В Саянах я любил подниматься в горы один. Лучше, когда это делаешь сам, никого не догоняешь, не ожидаешь, — мир кажется шире, мыслям просторнее. Я знал тропинку к самым гольцам. Сначала меня провели по ней местные ребятишки, потом я ходил один и даже спускался с гор ночью, запомнив между кустами и скалами прихотливую вязь дорожки. Хорошо оставаться на вершинах до звезд, видеть, как они вспыхивают над тобой внезапно и ярко. Еще хороши в Саянах цветы!

Но дарить их мне некому. Маленький горный курорт населен хмурыми болезненными людьми, которые больше говорят о диете и процедурах. Я вовсе не упрекаю их, наоборот, полон сочувствия к ним и сам принадлежу к их числу… Но в горы я поднимаюсь один. У самых гольцов луга: царство трав и цветов. Иногда я срываю цветы. Не бездумно и не подряд. Ветка рододендрона — сагандалиня по-местному, пара жарков вполне удовлетворяют меня. Иногда я срываю альпийский мак — красный и желтый. Но это недолговечный цветок — он вянет и умирает на глазах. Мне его жалко.

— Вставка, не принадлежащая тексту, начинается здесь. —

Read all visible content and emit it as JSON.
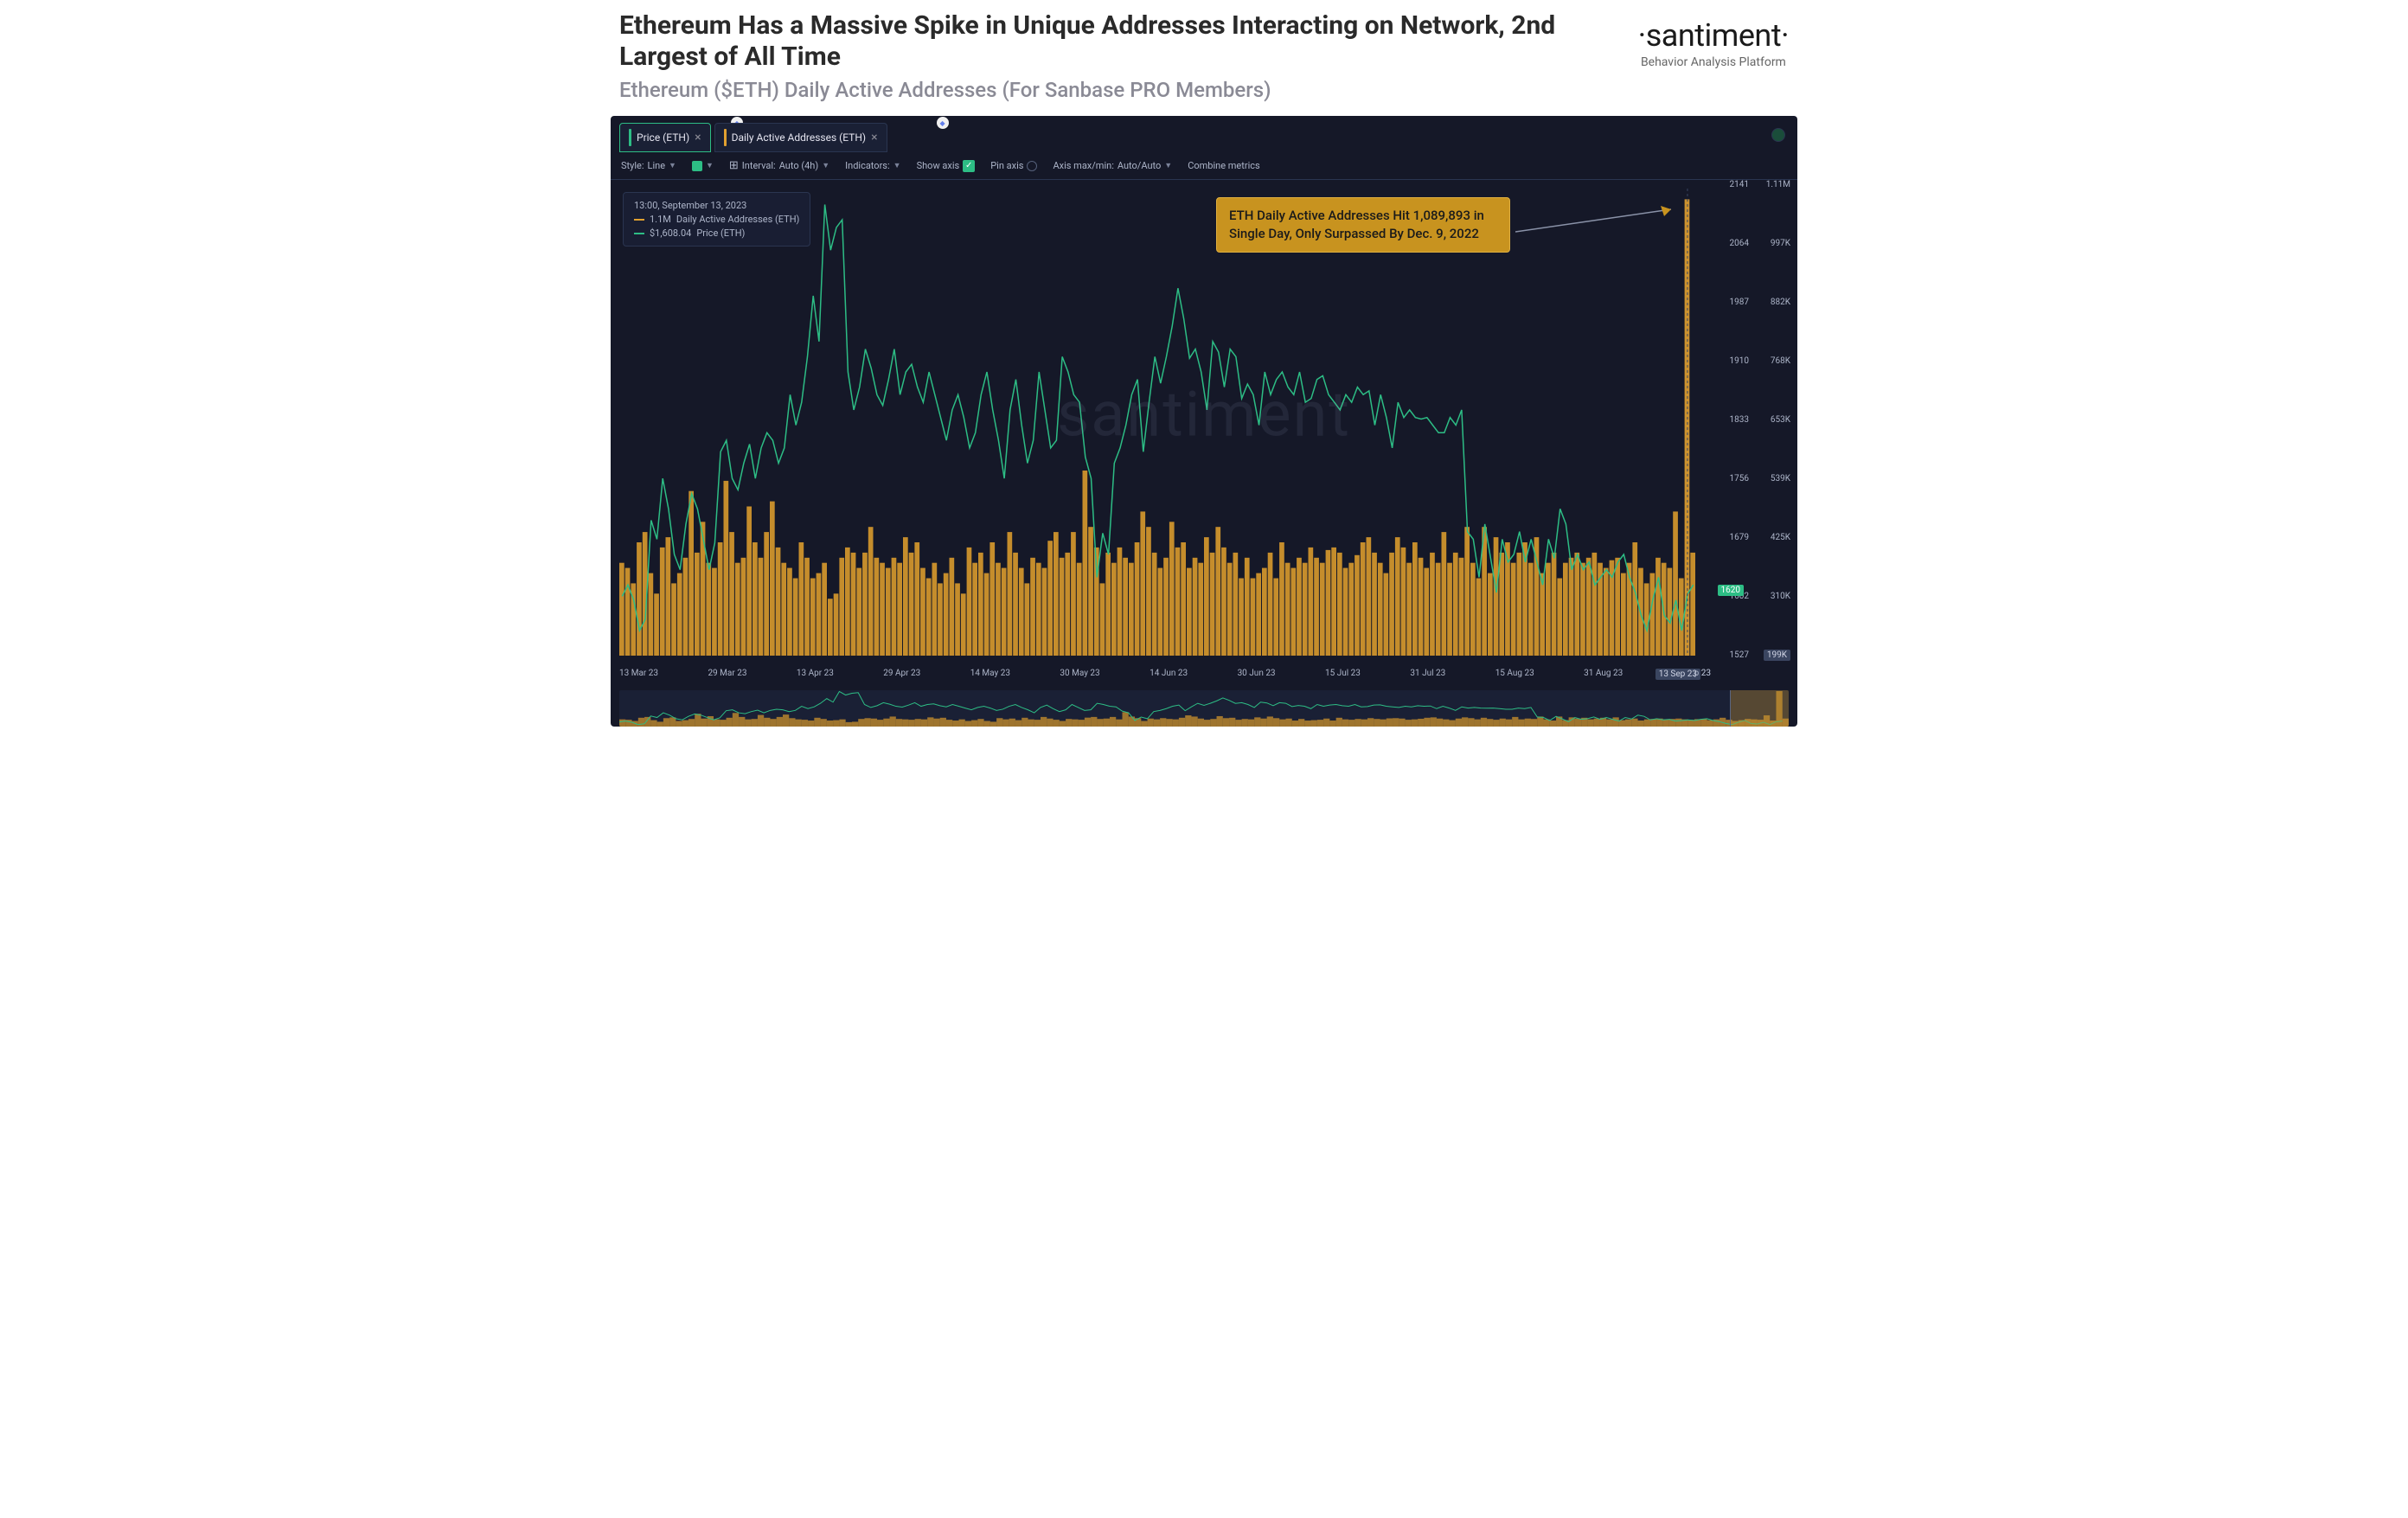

Горы дают простор воображению. Мечталось о крыльях. Не о тех, на которые ставят винты и турбины. И не о птичьих, совершенных, но слабых. Мечталось о крыльях, которые унесли бы к другим мирам, красивым и добрым, — есть же такие миры!..

Я прощался с Саянами. Срок путевки закончился, в кармане у меня был билет на обратный рейс. Лечение мало помогло мне. Больше, наверно, помогли горный воздух и тишина. Предстояло возвращение в город, в лабораторию с колбами, реактивами, к неоконченной диссертации «О химических способах борьбы с сорняками». Все это ожидало меня не дальше как завтра. А пока хотелось побыть одному на любимой поляне. Вполне естественное желание. Но оно было нарушено вторжением Бельского.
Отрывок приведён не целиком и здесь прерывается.